Ce n’est pas un hasard si un véritable climat de paix sociale règne en Italie depuis de nombreuses années et si les « trois principaux syndicats » ne se sont même pas mobilisés face à des réformes telles que le « Fornero », qui a porté l’âge de la retraite à près de 68 ans et la loi sur l’emploi, qui a facilité les procédures de licenciement. Cette situation s’est encore aggravée lorsqu’en 2014, la Confindustria et les confédérations CGIL, CISL et UIL ont signé un accord appelé « Testo Unico sulla Rappresentanza (TUR) » (loi sur la représentation), par lequel elles ont étendu aux syndicats de base la possibilité de bénéficier de ces privilèges syndicaux : dans certaines entreprises, la CGIL, CISL et UIL réglementent les élections pour la représentation syndicale. Les syndicats de base qui ont adhéré au TUR peuvent également prendre part à ces élections, en échange de quoi ils déclarent accepter les conventions collectives, y compris les conventions régressives, signées par la CGIL, CISL et UIL et se soumettent, sous peine de sanctions, à de lourdes restrictions de leur droit de grève. Cela signifie que même une partie du syndicalisme de base a vendu son autonomie de lutte et de manifestation, en échange de quelques sièges.
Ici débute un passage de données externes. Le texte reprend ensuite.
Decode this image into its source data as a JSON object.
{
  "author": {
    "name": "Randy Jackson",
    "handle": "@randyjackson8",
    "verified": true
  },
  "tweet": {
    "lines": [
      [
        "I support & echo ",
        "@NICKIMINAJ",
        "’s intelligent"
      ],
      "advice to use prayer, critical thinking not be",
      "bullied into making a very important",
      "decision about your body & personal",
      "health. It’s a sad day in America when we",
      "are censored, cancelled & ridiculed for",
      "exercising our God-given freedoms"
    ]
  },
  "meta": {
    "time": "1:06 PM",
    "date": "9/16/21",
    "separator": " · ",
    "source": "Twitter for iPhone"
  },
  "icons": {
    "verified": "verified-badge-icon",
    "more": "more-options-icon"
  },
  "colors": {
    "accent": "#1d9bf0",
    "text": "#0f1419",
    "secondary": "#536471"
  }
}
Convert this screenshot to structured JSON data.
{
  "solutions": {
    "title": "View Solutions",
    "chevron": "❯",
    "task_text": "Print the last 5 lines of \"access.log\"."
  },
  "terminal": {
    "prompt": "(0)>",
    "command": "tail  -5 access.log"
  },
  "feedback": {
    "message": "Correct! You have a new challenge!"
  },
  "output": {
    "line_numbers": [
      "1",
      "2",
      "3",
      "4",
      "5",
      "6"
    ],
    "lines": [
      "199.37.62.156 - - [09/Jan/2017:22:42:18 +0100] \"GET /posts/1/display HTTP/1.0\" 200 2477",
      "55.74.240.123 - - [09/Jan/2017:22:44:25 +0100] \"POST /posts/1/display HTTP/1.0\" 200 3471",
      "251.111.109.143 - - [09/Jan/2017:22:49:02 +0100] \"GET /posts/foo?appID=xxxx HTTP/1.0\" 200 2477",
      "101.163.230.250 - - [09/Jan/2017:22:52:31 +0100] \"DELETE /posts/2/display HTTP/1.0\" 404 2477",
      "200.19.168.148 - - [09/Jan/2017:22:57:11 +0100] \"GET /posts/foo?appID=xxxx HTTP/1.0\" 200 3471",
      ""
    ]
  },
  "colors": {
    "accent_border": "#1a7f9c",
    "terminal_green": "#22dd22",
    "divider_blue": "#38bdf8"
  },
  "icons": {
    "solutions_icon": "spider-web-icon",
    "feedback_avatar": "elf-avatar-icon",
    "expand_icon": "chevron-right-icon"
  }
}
Au mouvement syndical qui étouffe les pulsions antagonistes des travailleurs et travailleuses contre le système, s’ajoute une gauche radicale réduite à 0, puisqu’elle a abandonné la défense des droits sociaux en participant à la politique de boucherie sociale des gouvernements de « centre-gauche », et qu’à la protestation de rue elle préfère la présence dans les salons de la bourgeoisie ; ainsi que dans les médias (télévision, journaux, radio, maisons d’édition...) qui ont fait du trash leur marque de fabrique et qui sont aux mains de monopoles liés au berlusconisme ou au centre-gauche.

Nous avons ainsi identifié quelques éléments (et quelques responsables) de la situation des luttes en Italie qui ont tendance à être peu nombreuses et très isolées. Nous sommes donc très loin des conditions qui peuvent favoriser des expériences réelles de réappropriation collective, d’autogestion, de contrôle de la part des travailleurs.

La crise actuelle permet-elle de reproposer publiquement la question d’une rupture avec le capitalisme ; dans quelle perspective ? Avec quelles forces populaires ?

Cette crise sanitaire est survenue, sur notre continent, à un moment où les problèmes économiques vont croissant. À cet égard, même l’économie allemande, notamment dans le secteur de la production, commençait à montrer des signes de ralentissement au cours des mois précédents, en raison des effets de la guerre commerciale engagée entre les États- Unis et la Chine. Par ailleurs, tant le début des mobilisations syndicales en France, qui ont suivi celles des Gilets Jaunes, que le développement de mouvements sociaux de dimension mondiale comme « Pas une de plus » ou « Les vendredis pour le climat », ont marqué une prise de conscience des dégâts causés par les politiques néo-libérales et la logique plus générale du système capitaliste. Face à cette situation, cependant, dans les différents pays européens, des forces politiques d’extrême droite ont émergé ces dernières années, qui, tout en poursuivant leur politique d’attaque du monde du travail, ont réussi à détourner le mécontentement social vers des questions telles que la gestion des flux migratoires.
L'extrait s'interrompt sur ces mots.